Les cinq juges de la Chambre d’appel s’avancent dans le prétoire. Au centre, le juge président Theodor Meron, qui a par le passé irrité Kigali en accordant la libération anticipée à plusieurs anciens condamnés du Tribunal pénal international pour le Rwanda (TPIR). Mais ce vendredi on le sait, nul risque de polémique. L’octogénaire américain a déjà déclaré, trois jours plus tôt : « La Chambre d’appel estime qu’au cours de l’audience, Ngirabatware n’a pas présenté d’éléments de preuve suffisants pour établir de fait nouveau. » C’est donc sans surprise que le juge Meron déclare ce 27 octobre, en fin de matinée : « La chambre décide, à l’unanimité, que le jugement reste en vigueur à tous égards. »
Accusations de mensonges…
La demande en révision était fondée sur la rétractation de quatre témoins de l’accusation, dont les dépositions avaient pesé lourd dans la condamnation de l’ex-ministre. Ils avaient signé des lettres de rétractation, lesquelles ont convaincu la Chambre d’appel d’ouvrir un nouveau procès en révision. Selon la défense, les quatre témoins avaient reconnu « avoir menti » au premier procès, suite soit à des promesses d’avantages en tant que prisonniers condamnés au Rwanda pour génocide, soit par pressions et intimidation. L’un d’eux, dont l’identité a été protégée par la Cour sous le pseudonyme « Anat », avait été condamné à la peine de mort au Rwanda. Mais, comme il l’a raconté à son retour à la barre des témoins le 16 septembre dernier, il a vu sa peine commuée et a été par la suite libéré, après son « faux témoignage » contre Ngirabatware. Un deuxième témoin, « Anan », aurait été libéré lui aussi en échange de son témoignage contre l’ex-ministre. Avant d’accepter de « mémoriser » des accusations contre Ngirabatware, il aurait été plusieurs fois privé de nourriture et tabassé dans sa prison, a déclaré la défense.

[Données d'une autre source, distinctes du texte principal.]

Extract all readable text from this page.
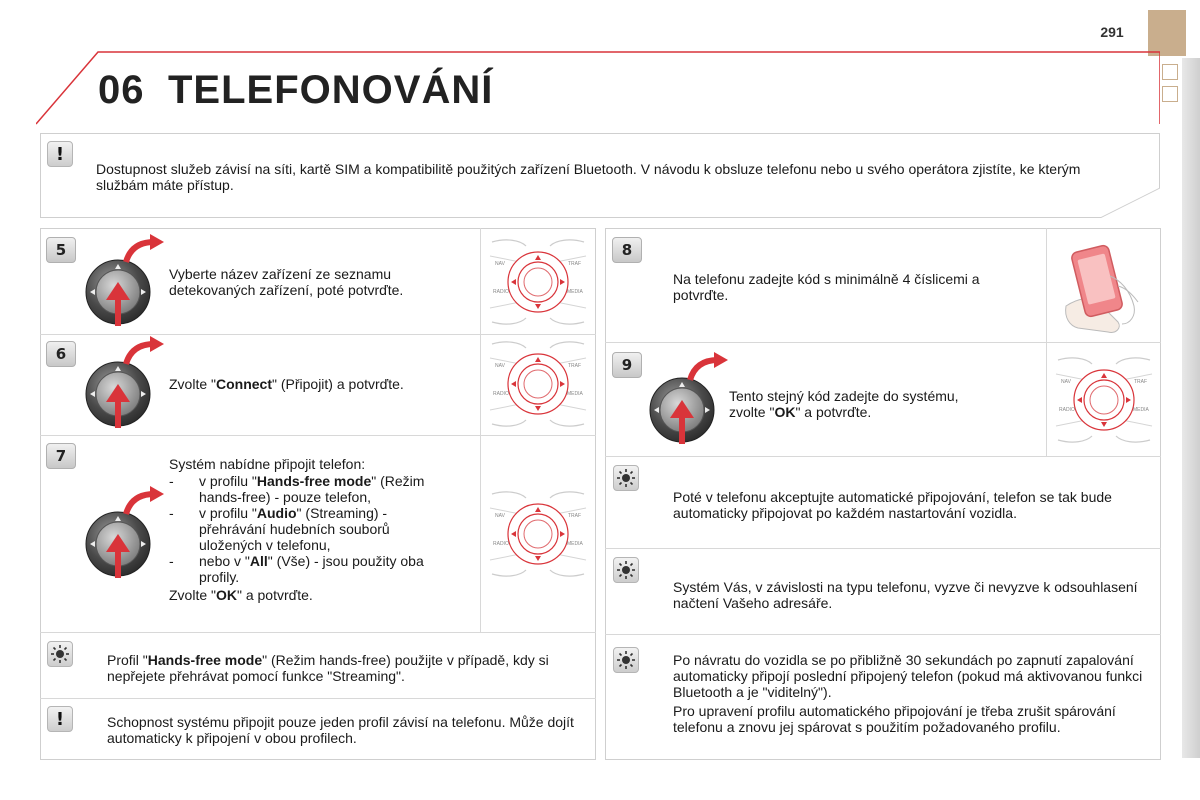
291
06 TELEFONOVÁNÍ
!
Dostupnost služeb závisí na síti, kartě SIM a kompatibilitě použitých zařízení Bluetooth. V návodu k obsluze telefonu nebo u svého operátora zjistíte, ke kterým službám máte přístup.
5
Vyberte název zařízení ze seznamu detekovaných zařízení, poté potvrďte.
6
Zvolte "Connect" (Připojit) a potvrďte.
7	Systém nabídne připojit telefon:
- v profilu "Hands-free mode" (Režim hands-free) - pouze telefon,
- v profilu "Audio" (Streaming) - přehrávání hudebních souborů uložených v telefonu,
- nebo v "All" (Vše) - jsou použity oba profily.
Zvolte "OK" a potvrďte.
Profil "Hands-free mode" (Režim hands-free) použijte v případě, kdy si nepřejete přehrávat pomocí funkce "Streaming".
!	Schopnost systému připojit pouze jeden profil závisí na telefonu. Může dojít automaticky k připojení v obou profilech.
8
Na telefonu zadejte kód s minimálně 4 číslicemi a potvrďte.
9
Tento stejný kód zadejte do systému,
zvolte "OK" a potvrďte.
Poté v telefonu akceptujte automatické připojování, telefon se tak bude automaticky připojovat po každém nastartování vozidla.
Systém Vás, v závislosti na typu telefonu, vyzve či nevyzve k odsouhlasení načtení Vašeho adresáře.
Po návratu do vozidla se po přibližně 30 sekundách po zapnutí zapalování automaticky připojí poslední připojený telefon (pokud má aktivovanou funkci Bluetooth a je "viditelný").
Pro upravení profilu automatického připojování je třeba zrušit spárování telefonu a znovu jej spárovat s použitím požadovaného profilu.
NAV	TRAF
RADIO	MEDIA
NAV	TRAF
RADIO	MEDIA
NAV	TRAF
RADIO	MEDIA
NAV	TRAF
RADIO	MEDIA
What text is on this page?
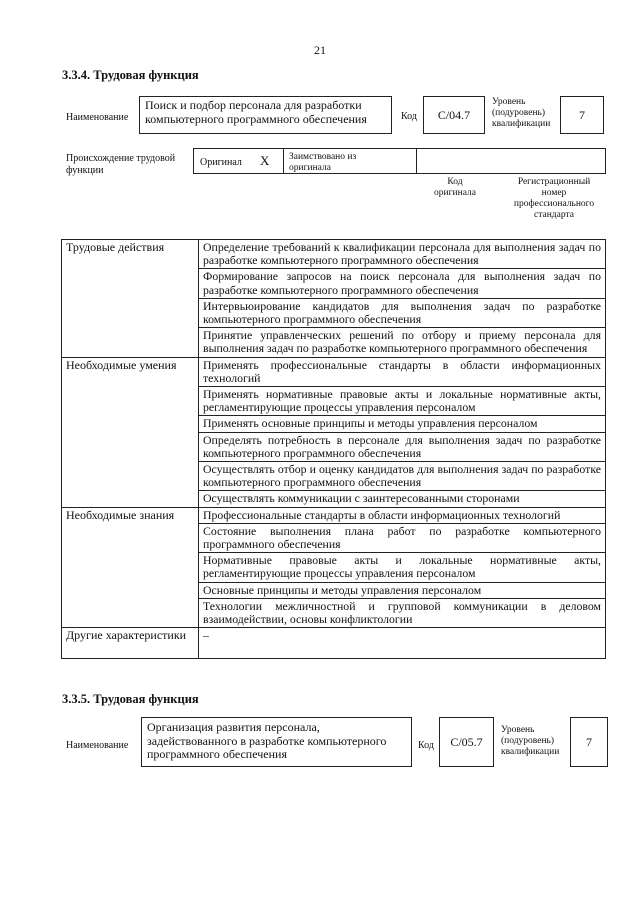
21
3.3.4. Трудовая функция
Наименование
Поиск и подбор персонала для разработки компьютерного программного обеспечения	Код	С/04.7
Уровень
(подуровень)
квалификации
7
Происхождение трудовой функции
Оригинал X Заимствовано из оригинала
Код оригинала
Регистрационный номер профессионального стандарта
Трудовые действия	Определение требований к квалификации персонала для выполнения задач по разработке компьютерного программного обеспечения
	Формирование запросов на поиск персонала для выполнения задач по разработке компьютерного программного обеспечения
	Интервьюирование кандидатов для выполнения задач по разработке компьютерного программного обеспечения
	Принятие управленческих решений по отбору и приему персонала для выполнения задач по разработке компьютерного программного обеспечения
Необходимые умения	Применять профессиональные стандарты в области информационных технологий
	Применять нормативные правовые акты и локальные нормативные акты, регламентирующие процессы управления персоналом
	Применять основные принципы и методы управления персоналом
	Определять потребность в персонале для выполнения задач по разработке компьютерного программного обеспечения
	Осуществлять отбор и оценку кандидатов для выполнения задач по разработке компьютерного программного обеспечения
	Осуществлять коммуникации с заинтересованными сторонами
Необходимые знания	Профессиональные стандарты в области информационных технологий
	Состояние выполнения плана работ по разработке компьютерного программного обеспечения
	Нормативные правовые акты и локальные нормативные акты, регламентирующие процессы управления персоналом
	Основные принципы и методы управления персоналом
	Технологии межличностной и групповой коммуникации в деловом взаимодействии, основы конфликтологии
Другие характеристики	–
3.3.5. Трудовая функция
Наименование
Организация развития персонала, задействованного в разработке компьютерного программного обеспечения
Код	С/05.7
Уровень
(подуровень)
квалификации
7
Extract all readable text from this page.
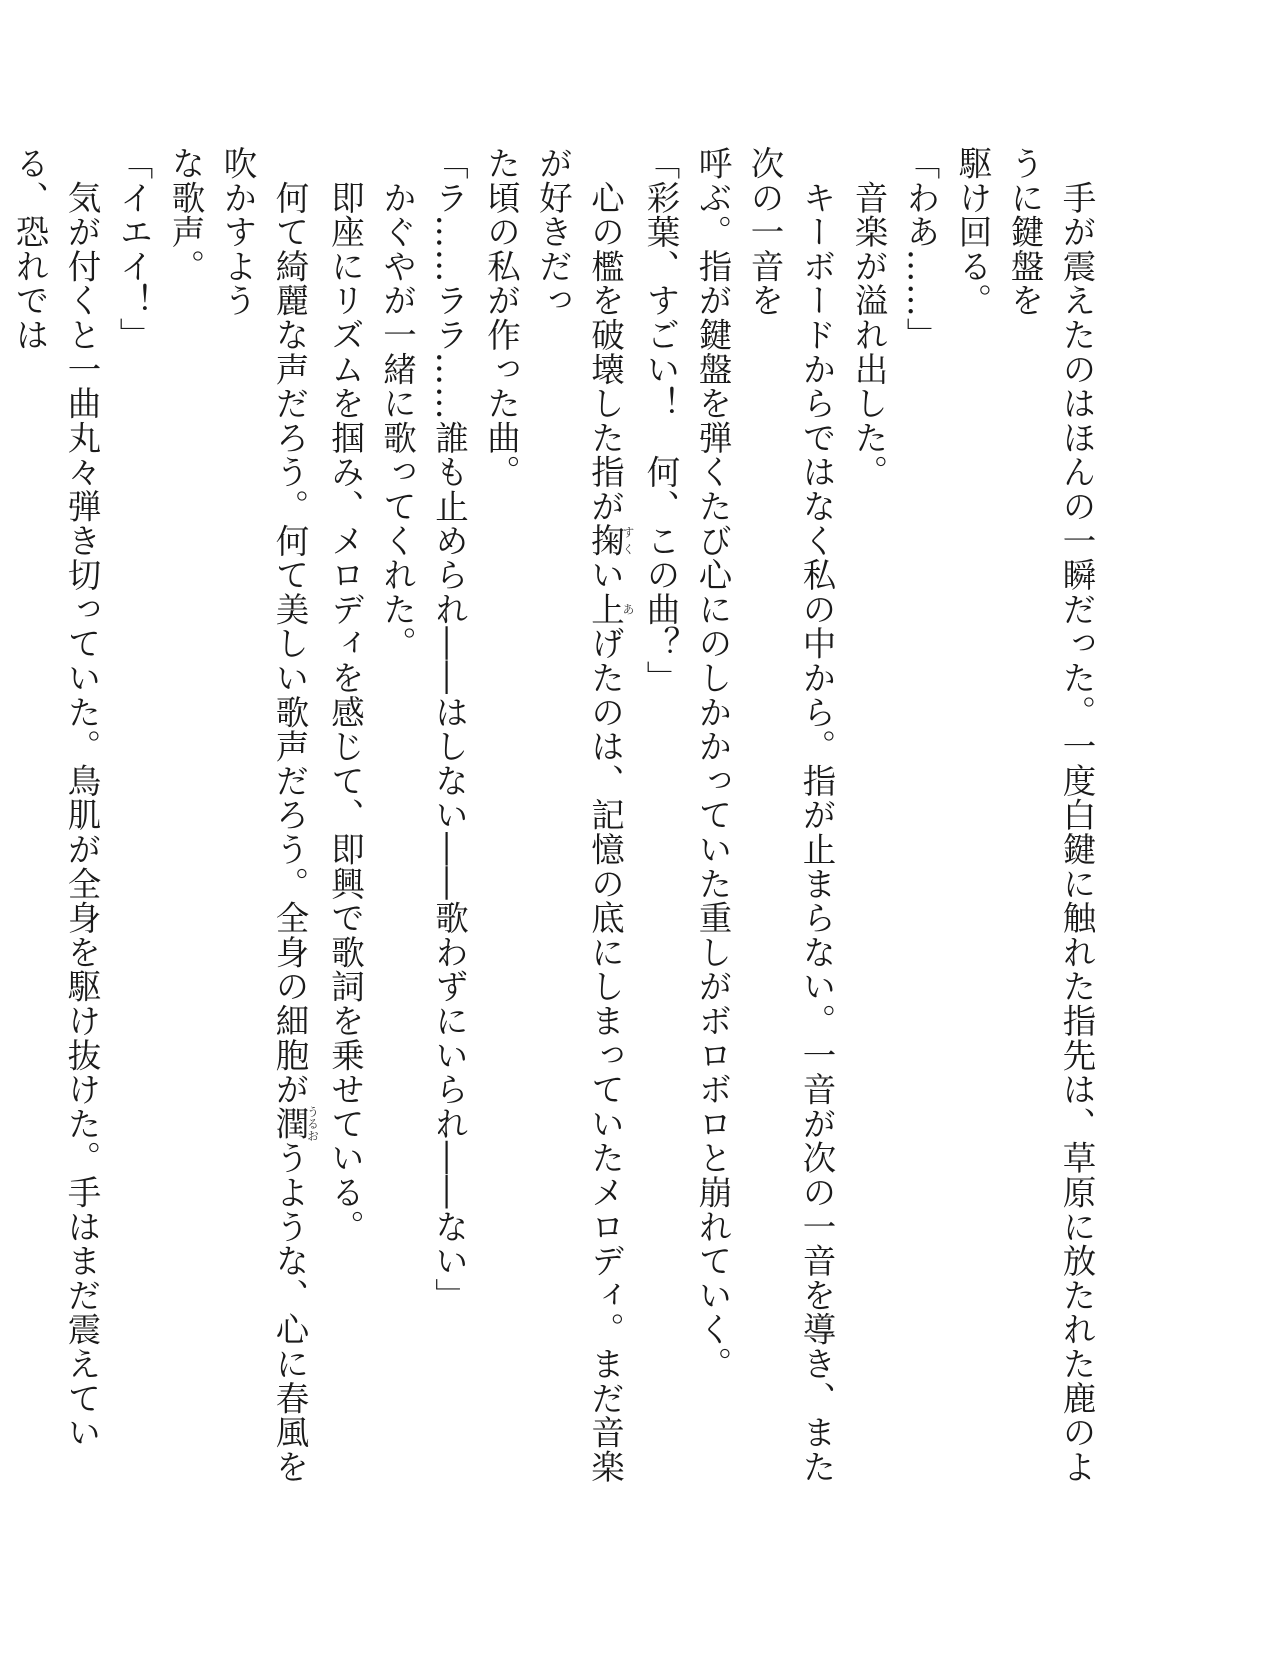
　手が震えたのはほんの一瞬だった。一度白鍵に触れた指先は、草原に放たれた鹿のように鍵盤を

駆け回る。

「わあ……」

　音楽が溢れ出した。

　キーボードからではなく私の中から。指が止まらない。一音が次の一音を導き、また次の一音を

呼ぶ。指が鍵盤を弾くたび心にのしかかっていた重しがボロボロと崩れていく。

「彩葉、すごい！　何、この曲？」

　心の檻を破壊した指が掬すくい上あげたのは、記憶の底にしまっていたメロディ。まだ音楽が好きだっ

た頃の私が作った曲。

「ラ……ララ……誰も止められ――はしない――歌わずにいられ――ない」

　かぐやが一緒に歌ってくれた。

　即座にリズムを掴み、メロディを感じて、即興で歌詞を乗せている。

　何て綺麗な声だろう。何て美しい歌声だろう。全身の細胞が潤うるおうような、心に春風を吹かすよう

な歌声。

「イエイ！」

　気が付くと一曲丸々弾き切っていた。鳥肌が全身を駆け抜けた。手はまだ震えている、恐れでは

… contre accusations de pots-de-vin
L’affaire n’est pas si simple, rétorque le représentant du procureur : les rétractations écrites de ces témoins seraient elles-mêmes le fruit de pots-de-vin versés par des sympathisants de Ngirabatware, notamment par un certain Anselme Nzabonimpa, actuellement en procès devant le Mécanisme pour outrage à la Cour dans cette affaire, avec quatre autres Rwandais. Me Ellis décrit au contraire ses témoins comme « des gens honnêtes qui n’ont pas nié qu’ils ont reçu quelques sommes d’argent pour subvenir à leurs besoins, l’un étant en chômage, l’autre devant réparer sa maison qui était détruite ». Ils ont reçu cette petite monnaie, dit-elle, longtemps après avoir décidé de se rétracter, suite à « la conscience de culpabilité » d’avoir fait condamner un innocent, a-t-elle expliqué.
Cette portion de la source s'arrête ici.